Evangelical leader decries mainstream church efforts to malign Israel

Rev. Peter Fast, CEO-elect of Bridges for Peace, and his predecessor, Rev. Rebecca Brimmer, in Jerusalem, June 13, 2023. Credit: Courtesy of Bridges for Peace.

by Etgar Lefkovits

(JNS) — A concerted effort is underway by some mainstream churches to convince evangelical Christians to be less supportive of Israel, the incoming head of an evangelical organization headquartered in Jerusalem says.

Rev. Peter Fast, CEO-elect of Bridges for Peace, spoke in an interview with JNS on June 13.

The remarks come two months after the Greek Orthodox Patriarchate of Jerusalem lambasted Israeli restrictions on the number of worshippers allowed into the Church of the Holy Sepulchre in the Old City of Jerusalem for the Holy Fire ceremony over Easter.

News agencies fanned the criticism worldwide, only to have it later emerge that a church engineer had requested the limitations over safety concerns.

“The big churches are using a very loud voice to malign, fabricate and twist the story to make Israel look like a human rights violator and oppressor of faith,” Fast told JNS.

These efforts to depict Israel as infringing on Christians’ freedom of worship are an effort to influence evangelicals around the globe, who are seen as the main Christian supporters of the State of Israel, and need to be countered with education, he said.

“Christianity in Israel is the only place in the Middle East which is growing and protected, while elsewhere in the Middle East it is oppressed, shrinking, vulnerable or leaving,” Fast said.

But public opinion polls have shown a dramatic drop in support for Israel among young evangelicals in recent years.

“It’s not just Israel,” said Rev. Rebecca Brimmer, who is stepping down from her role as head of the organization after 18 years.

“We are losing young Christian people to secular humanism,” she said, attributing the survey results to a general trend of a decline in belief in their faith.

Loving Israel “is in our DNA”

Like the larger International Christian Embassy Jerusalem, Brimmer’s unabashedly pro-Israel institution, which has offices in nine countries, has gained a name over the years for promoting Jewish immigration and helping the needy and Holocaust survivors in Israel.

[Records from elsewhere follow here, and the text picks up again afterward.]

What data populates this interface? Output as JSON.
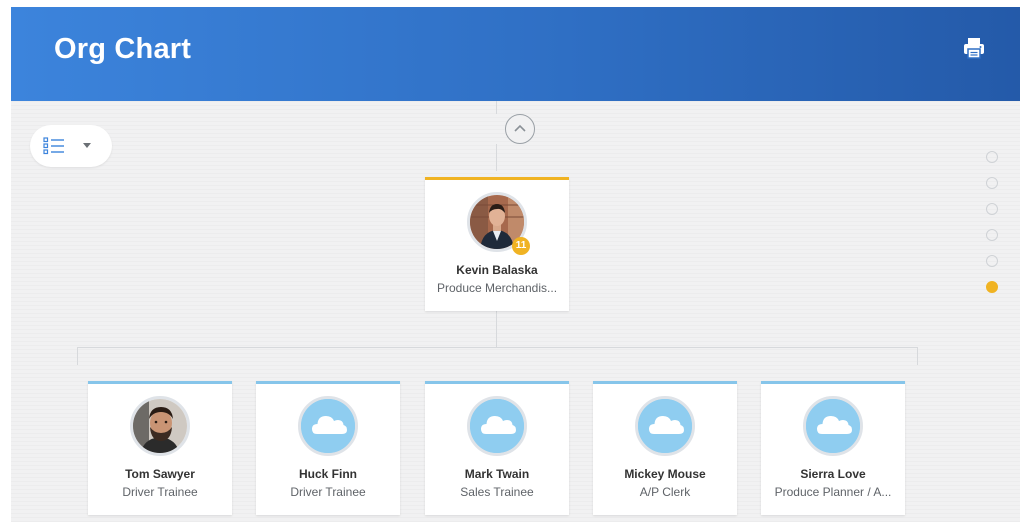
{
  "header": {
    "title": "Org Chart",
    "print_icon": "printer-icon"
  },
  "toolbar": {
    "view_icon": "list-view-icon",
    "dropdown_icon": "caret-down-icon"
  },
  "navigation": {
    "up_icon": "chevron-up-icon",
    "level_count": 6,
    "active_level": 6
  },
  "manager": {
    "name": "Kevin Balaska",
    "role": "Produce Merchandis...",
    "direct_reports_count": "11",
    "avatar": "photo"
  },
  "reports": [
    {
      "name": "Tom Sawyer",
      "role": "Driver Trainee",
      "avatar": "photo"
    },
    {
      "name": "Huck Finn",
      "role": "Driver Trainee",
      "avatar": "cloud-icon"
    },
    {
      "name": "Mark Twain",
      "role": "Sales Trainee",
      "avatar": "cloud-icon"
    },
    {
      "name": "Mickey Mouse",
      "role": "A/P Clerk",
      "avatar": "cloud-icon"
    },
    {
      "name": "Sierra Love",
      "role": "Produce Planner / A...",
      "avatar": "cloud-icon"
    }
  ],
  "colors": {
    "header": "#3c84dc",
    "manager_accent": "#f0b323",
    "report_accent": "#86c5ea",
    "cloud_avatar_bg": "#8fcdf0"
  }
}
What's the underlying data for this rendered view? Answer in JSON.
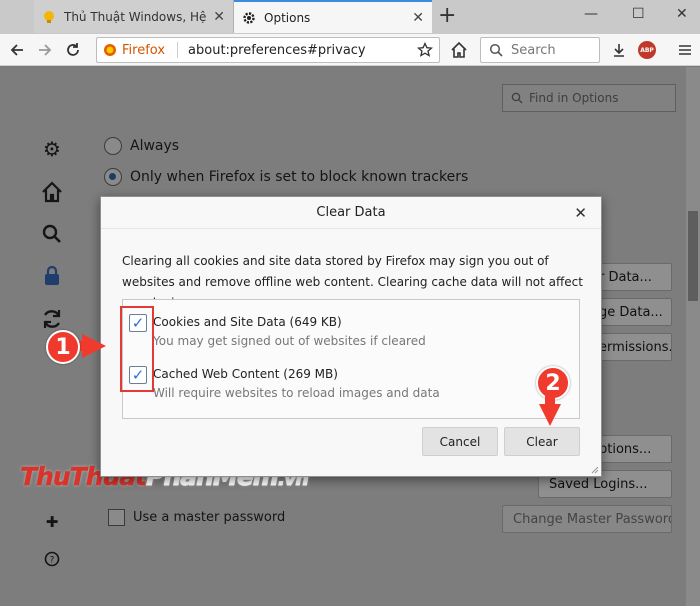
{
  "tabs": [
    {
      "label": "Thủ Thuật Windows, Hệ Điều H",
      "close": "✕"
    },
    {
      "label": "Options",
      "close": "✕"
    }
  ],
  "toolbar": {
    "new_tab": "+",
    "url_brand": "Firefox",
    "url": "about:preferences#privacy",
    "search_placeholder": "Search",
    "abp_label": "ABP",
    "win_min": "—",
    "win_max": "☐",
    "win_close": "✕"
  },
  "page": {
    "find_placeholder": "Find in Options",
    "radio_always": "Always",
    "radio_trackers": "Only when Firefox is set to block known trackers",
    "clear_data_btn": "r Data...",
    "manage_data_btn": "ge Data...",
    "permissions_btn": "ermissions...",
    "exceptions_btn": "ptions...",
    "saved_logins_btn": "Saved Logins...",
    "master_password_label": "Use a master password",
    "change_master_btn": "Change Master Password..."
  },
  "dialog": {
    "title": "Clear Data",
    "close": "✕",
    "description": "Clearing all cookies and site data stored by Firefox may sign you out of websites and remove offline web content. Clearing cache data will not affect your logins.",
    "options": [
      {
        "label": "Cookies and Site Data (649 KB)",
        "sublabel": "You may get signed out of websites if cleared",
        "checked": true
      },
      {
        "label": "Cached Web Content (269 MB)",
        "sublabel": "Will require websites to reload images and data",
        "checked": true
      }
    ],
    "cancel": "Cancel",
    "clear": "Clear"
  },
  "annotations": {
    "step1": "1",
    "step2": "2"
  },
  "watermark": {
    "part1": "Thu",
    "part2": "Thuat",
    "part3": "Phan",
    "part4": "Mem",
    "part5": ".vn"
  },
  "colors": {
    "annotation_red": "#ef3a2d",
    "accent_blue": "#2a6fd6"
  }
}
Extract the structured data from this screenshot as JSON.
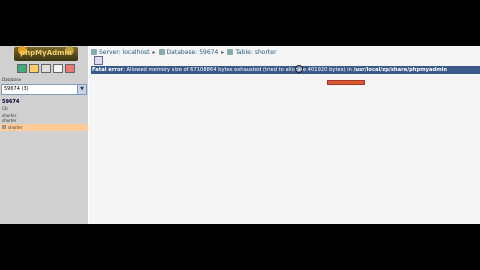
{
  "left": {
    "logo_text": "phpMyAdmin",
    "quick_icons": [
      "home-icon",
      "sql-icon",
      "query-icon",
      "docs-icon",
      "exit-icon"
    ],
    "db_label": "Database",
    "db_select": "59674 (3)",
    "db_name": "59674",
    "db_count": "(3)",
    "tables": [
      "shorter",
      "shorter"
    ],
    "selected_table": "shorter"
  },
  "breadcrumb": {
    "server_label": "Server:",
    "server": "localhost",
    "database_label": "Database:",
    "database": "59674",
    "table_label": "Table:",
    "table": "shorter",
    "separator": "▸"
  },
  "error": {
    "label": "Fatal error",
    "message": "Allowed memory size of 67108864 bytes exhausted (tried to allocate 401920 bytes) in",
    "path": "/usr/local/zp/share/phpmyadmin"
  },
  "colors": {
    "error_bar": "#3b5a8a",
    "selected_row": "#ffcc99",
    "link": "#235a81"
  }
}
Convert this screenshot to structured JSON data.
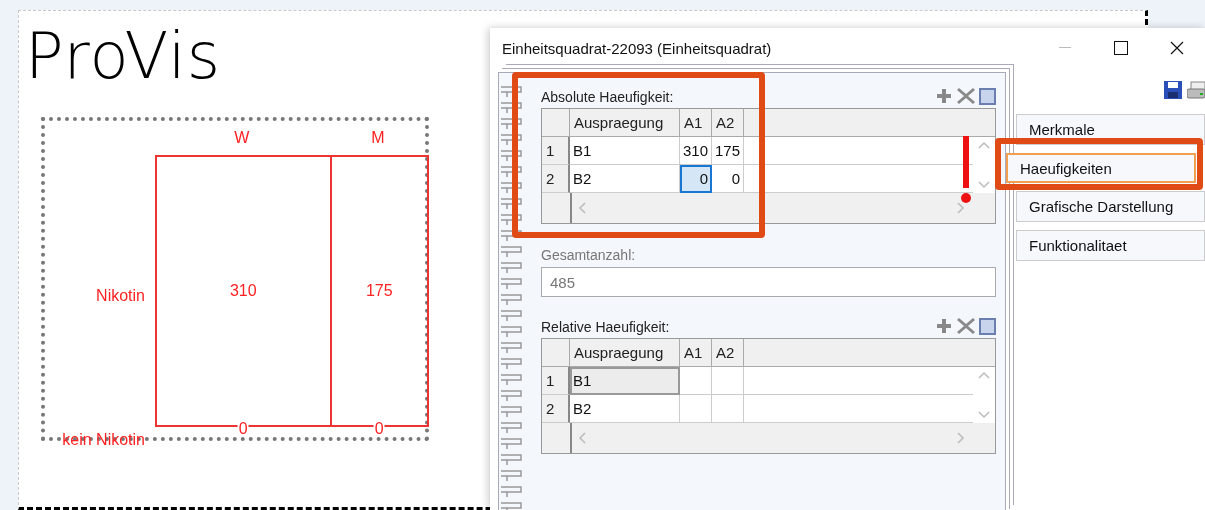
{
  "canvas": {
    "logo": "ProVis",
    "mosaic": {
      "columns": [
        "W",
        "M"
      ],
      "rows": [
        {
          "label": "Nikotin",
          "values": [
            "310",
            "175"
          ]
        },
        {
          "label": "kein Nikotin",
          "values": [
            "0",
            "0"
          ]
        }
      ]
    }
  },
  "dialog": {
    "title": "Einheitsquadrat-22093 (Einheitsquadrat)",
    "absolute": {
      "label": "Absolute Haeufigkeit:",
      "columns": [
        "Auspraegung",
        "A1",
        "A2"
      ],
      "rows": [
        {
          "number": "1",
          "cells": [
            {
              "text": "B1",
              "selected": false
            },
            {
              "text": "310",
              "selected": false
            },
            {
              "text": "175",
              "selected": false
            }
          ]
        },
        {
          "number": "2",
          "cells": [
            {
              "text": "B2",
              "selected": false
            },
            {
              "text": "0",
              "selected": true
            },
            {
              "text": "0",
              "selected": false
            }
          ]
        }
      ]
    },
    "total": {
      "label": "Gesamtanzahl:",
      "value": "485"
    },
    "relative": {
      "label": "Relative Haeufigkeit:",
      "columns": [
        "Auspraegung",
        "A1",
        "A2"
      ],
      "rows": [
        {
          "number": "1",
          "cells": [
            {
              "text": "B1",
              "selected": true
            },
            {
              "selected": false
            },
            {
              "selected": false
            }
          ]
        },
        {
          "number": "2",
          "cells": [
            {
              "text": "B2",
              "selected": false
            },
            {
              "selected": false
            },
            {
              "selected": false
            }
          ]
        }
      ]
    },
    "tabs": [
      {
        "label": "Merkmale",
        "selected": false
      },
      {
        "label": "Haeufigkeiten",
        "selected": true
      },
      {
        "label": "Grafische Darstellung",
        "selected": false
      },
      {
        "label": "Funktionalitaet",
        "selected": false
      }
    ]
  }
}
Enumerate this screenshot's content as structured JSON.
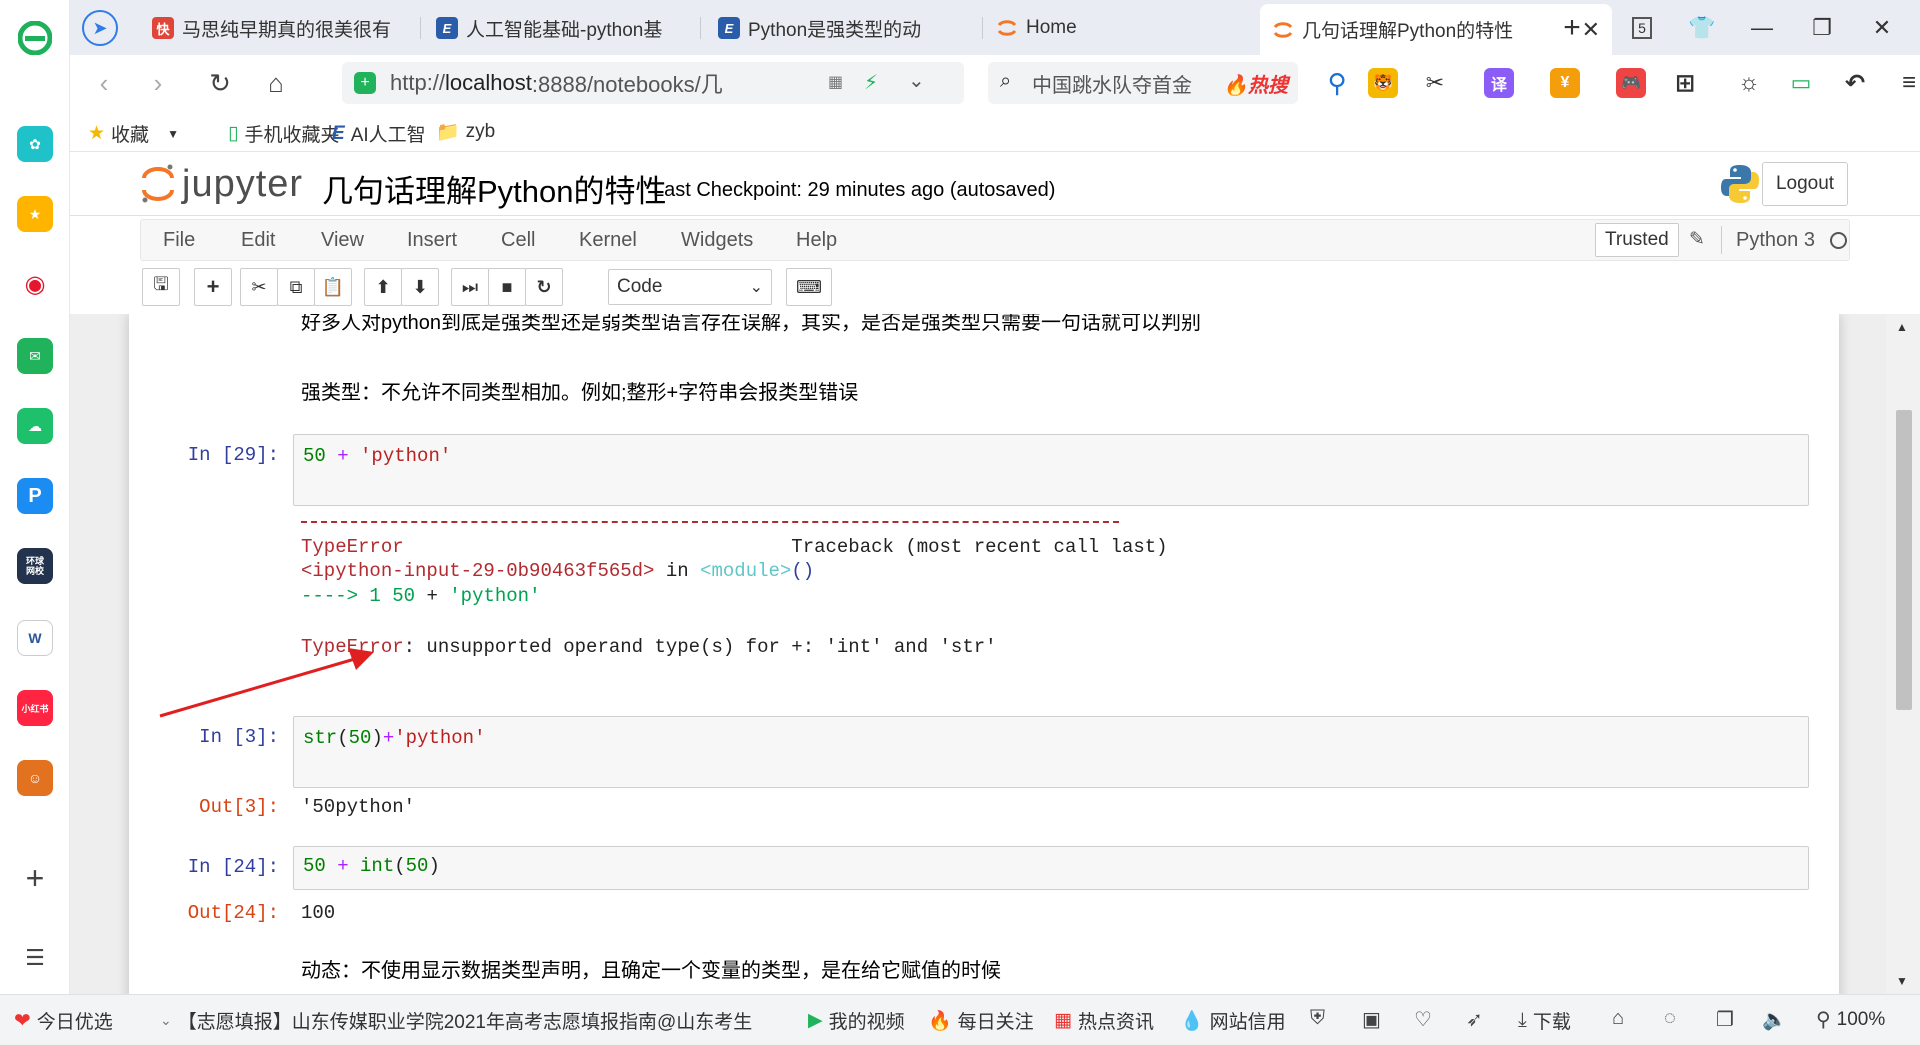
{
  "sidebar": {
    "icons": [
      "browser-logo-icon",
      "mini-program-icon",
      "favorites-star-icon",
      "weibo-icon",
      "mail-icon",
      "cloud-icon",
      "p-app-icon",
      "global-news-icon",
      "document-icon",
      "xiaohongshu-icon",
      "game-avatar-icon",
      "add-icon",
      "list-icon"
    ],
    "global_news_label": "环球\n网校",
    "xiaohongshu_label": "小红书"
  },
  "tabs": [
    {
      "label": "马思纯早期真的很美很有",
      "fav_color": "#e0453a",
      "fav_text": "快"
    },
    {
      "label": "人工智能基础-python基",
      "fav_color": "#2a5caa",
      "fav_text": "E"
    },
    {
      "label": "Python是强类型的动",
      "fav_color": "#2a5caa",
      "fav_text": "E"
    },
    {
      "label": "Home",
      "fav_color": "#f37726",
      "fav_text": ""
    },
    {
      "label": "几句话理解Python的特性",
      "fav_color": "#f37726",
      "fav_text": ""
    }
  ],
  "tab_count": "5",
  "nav": {
    "url_prefix": "http://",
    "url_host": "localhost",
    "url_rest": ":8888/notebooks/几",
    "search_text": "中国跳水队夺首金",
    "hot_label": "热搜"
  },
  "bookmarks": {
    "favorites": "收藏",
    "mobile": "手机收藏夹",
    "ai": "AI人工智",
    "folder": "zyb"
  },
  "jupyter": {
    "logo": "jupyter",
    "notebook_title": "几句话理解Python的特性",
    "checkpoint": "Last Checkpoint: 29 minutes ago (autosaved)",
    "logout": "Logout",
    "menus": [
      "File",
      "Edit",
      "View",
      "Insert",
      "Cell",
      "Kernel",
      "Widgets",
      "Help"
    ],
    "trusted": "Trusted",
    "kernel": "Python 3",
    "cell_type": "Code"
  },
  "cells": {
    "md1": "好多人对python到底是强类型还是弱类型语言存在误解，其实，是否是强类型只需要一句话就可以判别",
    "md2": "强类型：不允许不同类型相加。例如;整形+字符串会报类型错误",
    "c1_prompt": "In  [29]:",
    "c1_num": "50",
    "c1_op": "+",
    "c1_str": "'python'",
    "err_name": "TypeError",
    "err_traceback": "Traceback (most recent call last)",
    "err_input": "<ipython-input-29-0b90463f565d>",
    "err_in": "in",
    "err_module": "<module>",
    "err_parens": "()",
    "err_arrow": "----> 1",
    "err_line_num": "50",
    "err_line_op": "+",
    "err_line_str": "'python'",
    "err_final_name": "TypeError",
    "err_final_msg": ": unsupported operand type(s) for +: 'int' and 'str'",
    "c2_prompt": "In  [3]:",
    "c2_func": "str",
    "c2_open": "(",
    "c2_num": "50",
    "c2_close": ")",
    "c2_op": "+",
    "c2_str": "'python'",
    "c2_out_prompt": "Out[3]:",
    "c2_out": "'50python'",
    "c3_prompt": "In  [24]:",
    "c3_num": "50",
    "c3_op": "+",
    "c3_func": "int",
    "c3_open": "(",
    "c3_arg": "50",
    "c3_close": ")",
    "c3_out_prompt": "Out[24]:",
    "c3_out": "100",
    "md3": "动态：不使用显示数据类型声明，且确定一个变量的类型，是在给它赋值的时候"
  },
  "statusbar": {
    "today": "今日优选",
    "news": "【志愿填报】山东传媒职业学院2021年高考志愿填报指南@山东考生",
    "video": "我的视频",
    "daily": "每日关注",
    "hot": "热点资讯",
    "credit": "网站信用",
    "download": "下载",
    "zoom": "100%"
  }
}
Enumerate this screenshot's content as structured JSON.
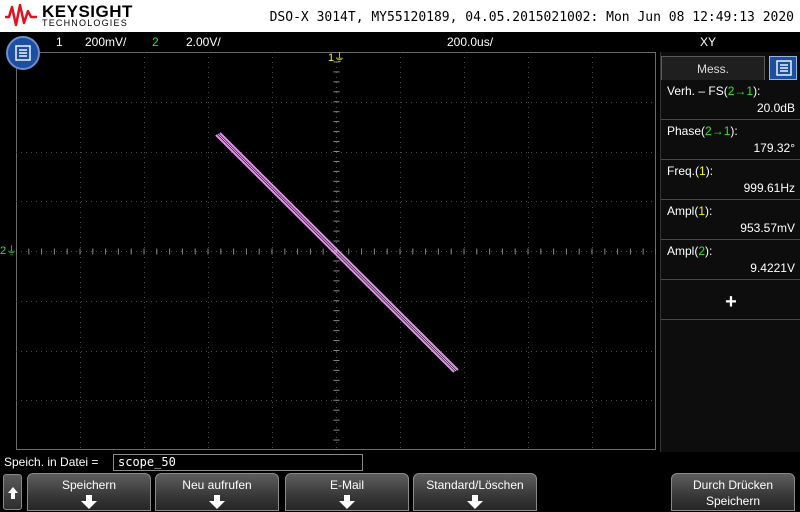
{
  "brand": {
    "name": "KEYSIGHT",
    "subtitle": "TECHNOLOGIES"
  },
  "device_info": "DSO-X 3014T, MY55120189, 04.05.2015021002: Mon Jun 08 12:49:13 2020",
  "status": {
    "ch1_num": "1",
    "ch1_scale": "200mV/",
    "ch2_num": "2",
    "ch2_scale": "2.00V/",
    "timebase": "200.0us/",
    "mode": "XY"
  },
  "markers": {
    "trigger": "1",
    "ch2": "2"
  },
  "panel": {
    "tab_label": "Mess.",
    "measurements": [
      {
        "pre": "Verh. – FS(",
        "src": "2→1",
        "post": "):",
        "value": "20.0dB"
      },
      {
        "pre": "Phase(",
        "src": "2→1",
        "post": "):",
        "value": "179.32°"
      },
      {
        "pre": "Freq.(",
        "src": "1",
        "post": "):",
        "value": "999.61Hz"
      },
      {
        "pre": "Ampl(",
        "src": "1",
        "post": "):",
        "value": "953.57mV"
      },
      {
        "pre": "Ampl(",
        "src": "2",
        "post": "):",
        "value": "9.4221V"
      }
    ],
    "add_label": "+"
  },
  "save": {
    "label": "Speich. in Datei =",
    "filename": "scope_50"
  },
  "softkeys": {
    "save": "Speichern",
    "refresh": "Neu aufrufen",
    "email": "E-Mail",
    "default_clear": "Standard/Löschen",
    "print_line1": "Durch Drücken",
    "print_line2": "Speichern"
  },
  "colors": {
    "ch1": "#f5f51e",
    "ch2": "#2ee52e",
    "trace": "#e890f0",
    "accent": "#1c4f9f",
    "brand_red": "#e3101e"
  },
  "icons": {
    "menu": "list-icon",
    "panel": "list-icon",
    "up": "up-arrow-icon",
    "softkey": "down-arrow-icon"
  }
}
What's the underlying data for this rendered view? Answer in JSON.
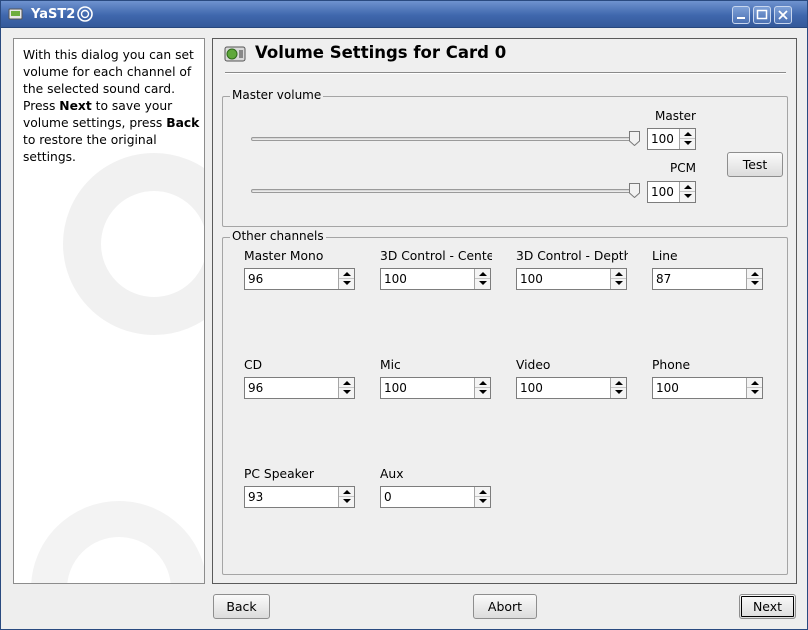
{
  "window": {
    "title": "YaST2"
  },
  "help": {
    "lines": [
      "With this dialog you can set",
      "volume for each channel of",
      "the selected sound card.",
      "Press ",
      "Next",
      " to save your",
      "volume settings, press ",
      "Back",
      "to restore the original",
      "settings."
    ]
  },
  "dialog": {
    "title": "Volume Settings for Card 0"
  },
  "master_group": {
    "title": "Master volume",
    "master": {
      "label": "Master",
      "value": "100",
      "level_percent": 100
    },
    "pcm": {
      "label": "PCM",
      "value": "100",
      "level_percent": 100
    },
    "test_label": "Test"
  },
  "other_group": {
    "title": "Other channels",
    "channels": [
      {
        "label": "Master Mono",
        "value": "96"
      },
      {
        "label": "3D Control - Cente",
        "value": "100"
      },
      {
        "label": "3D Control - Depth",
        "value": "100"
      },
      {
        "label": "Line",
        "value": "87"
      },
      {
        "label": "CD",
        "value": "96"
      },
      {
        "label": "Mic",
        "value": "100"
      },
      {
        "label": "Video",
        "value": "100"
      },
      {
        "label": "Phone",
        "value": "100"
      },
      {
        "label": "PC Speaker",
        "value": "93"
      },
      {
        "label": "Aux",
        "value": "0"
      }
    ]
  },
  "buttons": {
    "back": "Back",
    "abort": "Abort",
    "next": "Next"
  }
}
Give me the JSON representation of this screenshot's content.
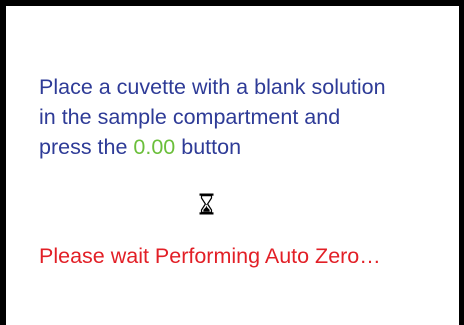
{
  "screen": {
    "instruction_lines": [
      "Place a cuvette with a blank solution",
      "in the sample compartment and",
      "press the"
    ],
    "button_value": "0.00",
    "button_suffix": "button",
    "status_icon": "hourglass-icon",
    "wait_message": "Please wait Performing Auto Zero…"
  },
  "colors": {
    "instruction_text": "#2e3b97",
    "button_value": "#6bbf3b",
    "wait_message": "#e21f26",
    "frame": "#000000"
  }
}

“There have always been two camps,” she said of the criticism of Israel among other church denominations. “Organizations like ours have job security thanks to Christian antisemitism.”

Looking back at her time in Israel, Brimmer said that she has seen an “incredible change” over the last three decades in how Christians are perceived by the Jewish people as concerns over proselytizing and bitter memories of the past have been increasingly overshadowed by their active support for the Jewish state.

“Israelis have started to understand that not all Christians are identical, [even if] there is still a tendency to lump us all together,” she said.

“Loving God and Israel is in our DNA,” Brimmer said at a Jerusalem event marking the change of leadership at Bridges for Peace, where she received accolades from Israeli leaders involved in interfaith relations.

Josh Reinstein, director of the Knesset’s Christian Allies Caucus, told Brimmer at the event, “Your love of God and the Bible is only matched by your love of Israel.”

He noted that Brimmer was a pioneer in faith-based diplomacy, predating the establishment of the cross-party parliamentary lobby two decades ago.

The event, where Jewish and Christian speakers pledged to continue working together with the next generation of leaders, was in itself testimony to the burgeoning relations between Israel and the largely supportive evangelical community around the world.

Educational work ahead

“We are guilty of resting on our laurels and we have a serious educational task not to lay back but to pursue and renew in each and every generation,” said Rabbi David Rosen, international director of interreligious affairs for the American Jewish Committee.

He has said Israel is living in “the golden age” of Jewish-Christian relations.

Rosen ascribed the Greek Orthodox Patriarchate’s baseless criticisms and international campaign against Israel to struggles within the Church to please rank-and-file Palestinian members.

“This is a narrow segment of the Christian world using false disinformation that no one is buying,” Rosen said.

He said Israel also has work to do to speak out against all forms of racism.

A recent uptick in isolated incidents of Jewish extremists from the ultra-Orthodox community spitting at Christians has been condemned by the two chief rabbis of Israel as recently as last week as well as by the Chief Rabbinate.

Brimmer noted the 180-degree change from such actions, which she herself routinely encountered three-and-a-half decades ago, to words of thanks from Israelis for standing with Israel.

Both Fast and Brimmer said it took time to repair centuries of Christian persecution of Jews.

“Although the horrors and tragedies that have strained the relationship between our two communities for more than 17 centuries cannot be erased, we strive to form a new future of uncompromising love and support to the Jewish people,” Fast said.

Closing a circle

Brimmer recounted how as a little girl in the U.S. during the 1967 Six-Day War, her family sat on the floor glued to the TV screens at the direction of her pastor father as Israel reunited Jerusalem.

“Look, girls,” her father told them, taking out his Bible and referencing the Book of Ezekiel. “It is happening in our lifetime.”